Monday, October 7, 2013

Obamacare glitches worse than initially reported





It appears that, after Week One, the Obamacare online health exchanges are malfunctioning much worse than initially reported.
Over the weekend, the Obama administration shut down these Internet portals during the evening hours to make fixes. Officials said today the improvements will boost the speed of these sites by one-third. The problem is, one-third of zero is still zero.

All across the country, millions of people were either unable to get on healthcare.gov (or their state’s site) or were quickly knocked off shortly after gaining initial access.
As an experiment, I tried to go on the Michigan section of the federal site several times a day from Tuesday’s rollout through Friday and never got far enough to actually look at the 50 plans offered in the Detroit area.
The Obama administration said the huge amount of traffic on these sites caused the glitches. That’s understandable for the first few hours, not for the first four days. How could the Health and Human Services Department not be prepared for 
a rush of potential shoppers in the opening days?

The haphazard approach taken in this endeavor sounds like a Saturday Night Live skit. In fact, it was. On the program’s weekly news segment, the new co-anchor, Cecily Strong, asked how the administration could offer insurance for millions of people and then not be prepared when millions of people show up online for insurance.
“That’s kinda like 1-800-FLOWERS being caught by surprise by Valentine’s Day,” Strong joked.
This reminds me of the incompetence demonstrated when the White House announced months ago that the insurance requirements for businesses with 50 or more employees (not “Big Business,” as heard in the talking points) would be delayed for one year. They had three years to set up this system, which affects less than 4 percent of employers, and they failed to meet their deadline.

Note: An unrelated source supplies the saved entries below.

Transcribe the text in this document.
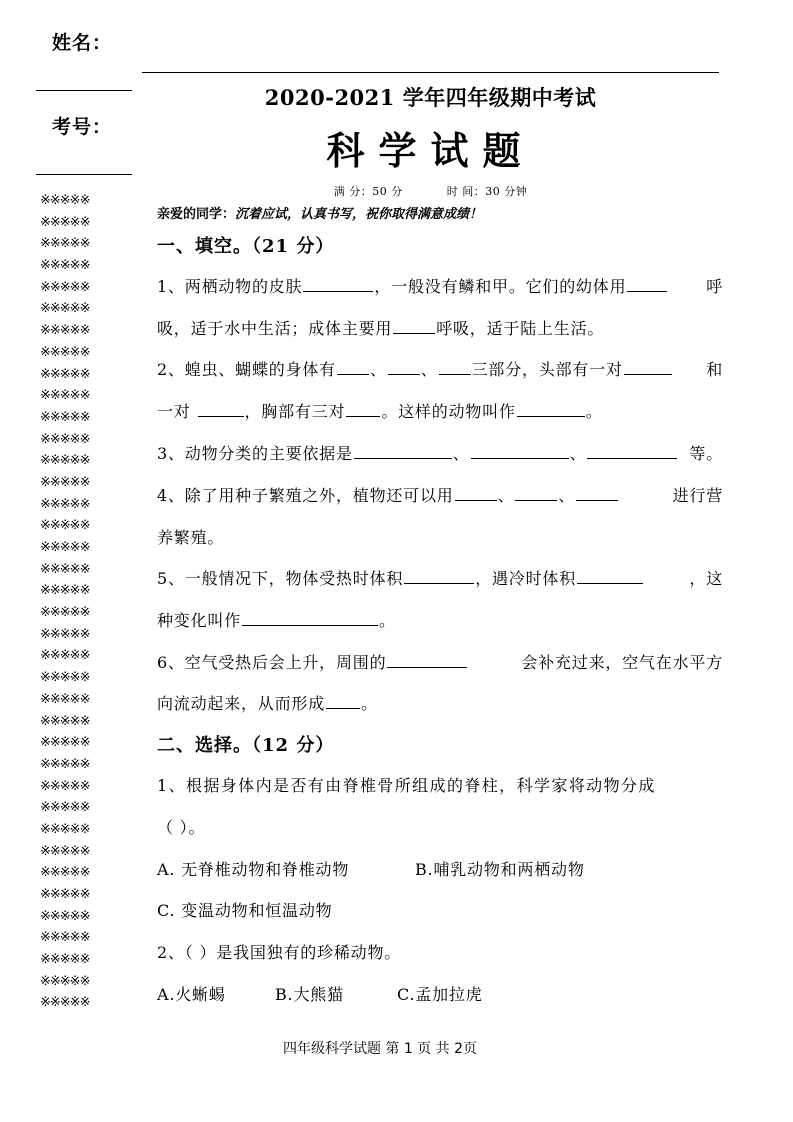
姓名：
考号：
※※※※※
※※※※※
※※※※※
※※※※※
※※※※※
※※※※※
※※※※※
※※※※※
※※※※※
※※※※※
※※※※※
※※※※※
※※※※※
※※※※※
※※※※※
※※※※※
※※※※※
※※※※※
※※※※※
※※※※※
※※※※※
※※※※※
※※※※※
※※※※※
※※※※※
※※※※※
※※※※※
※※※※※
※※※※※
※※※※※
※※※※※
※※※※※
※※※※※
※※※※※
※※※※※
※※※※※
※※※※※
※※※※※
2020-2021 学年四年级期中考试
科学试题
满 分：50 分	时 间：30 分钟
亲爱的同学：沉着应试，认真书写，祝你取得满意成绩！
一、填空。（21 分）
1、两栖动物的皮肤	，一般没有鳞和甲。它们的幼体用	呼
吸，适于水中生活；成体主要用	呼吸，适于陆上生活。
2、蝗虫、蝴蝶的身体有 、 、 三部分，头部有一对	和
一对	，胸部有三对 。这样的动物叫作	。
3、动物分类的主要依据是	、	、	等。
4、除了用种子繁殖之外，植物还可以用	、	、	进行营
养繁殖。
5、一般情况下，物体受热时体积	，遇冷时体积	，这
种变化叫作	。
6、空气受热后会上升，周围的	会补充过来，空气在水平方
向流动起来，从而形成 。
二、选择。（12 分）
1、根据身体内是否有由脊椎骨所组成的脊柱，科学家将动物分成
（ ）。
A. 无脊椎动物和脊椎动物	B.哺乳动物和两栖动物
C. 变温动物和恒温动物
2、（ ）是我国独有的珍稀动物。
A.火蜥蜴	B.大熊猫	C.孟加拉虎
四年级科学试题 第 1 页 共 2页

Now, administration officials are comparing the technical problems the exchanges for individuals have experienced to the glitches experienced during rollouts by major tech companies, such as Apple.
“If Apple launched a major new product that functioned as badly as Obamacare's online insurance marketplace, the tech world would be calling for (CEO) Tim Cook's head,” responded Ezra Klein of The Washington Post.
On his “Wongblog” site, Klein noted that a group of computer geeks had created a thread on Reddit.com in which they vilified the exchange portals for a series of inexcusable mistakes in coding and set-up. Klein, like myself, had trouble even getting the site to accept a chosen user name.

“Yes, the overwhelming crush of traffic is behind many of the web site's failures. But the web site was clearly far, far from prepared for traffic at anywhere near these levels,” Klein wrote. “That's a planning flaw: The Obama administration badly underestimated the level of interest. The fact that the traffic is good news for the law doesn't obviate the fact that the site's inability to absorb that traffic is bad news for the law.”
The result is that, as today dawned, it appeared that hardly anyone in America had actually signed up for a private plan through Obamacare. Officials were not releasing any figures for enrollment on the federal site.
Last week, a 21-year-old student from Georgia emerged in local media as one of that state’s first customers to sign up. It turned out that he was the only successful applicant the national media could find anywhere.
“…Health care reporters were desperately trying to find even one,” Klein wrote. “Eventually, Chad Henderson of Georgia was located. He was subsequently interviewed by pretty much every news organization in the country. According to his Facebook page, he was also asked to be on a conference call put on by the Department of Health and Human Services, which suggests that they're not exactly overwhelmed with successful applicants to trot out before the press.”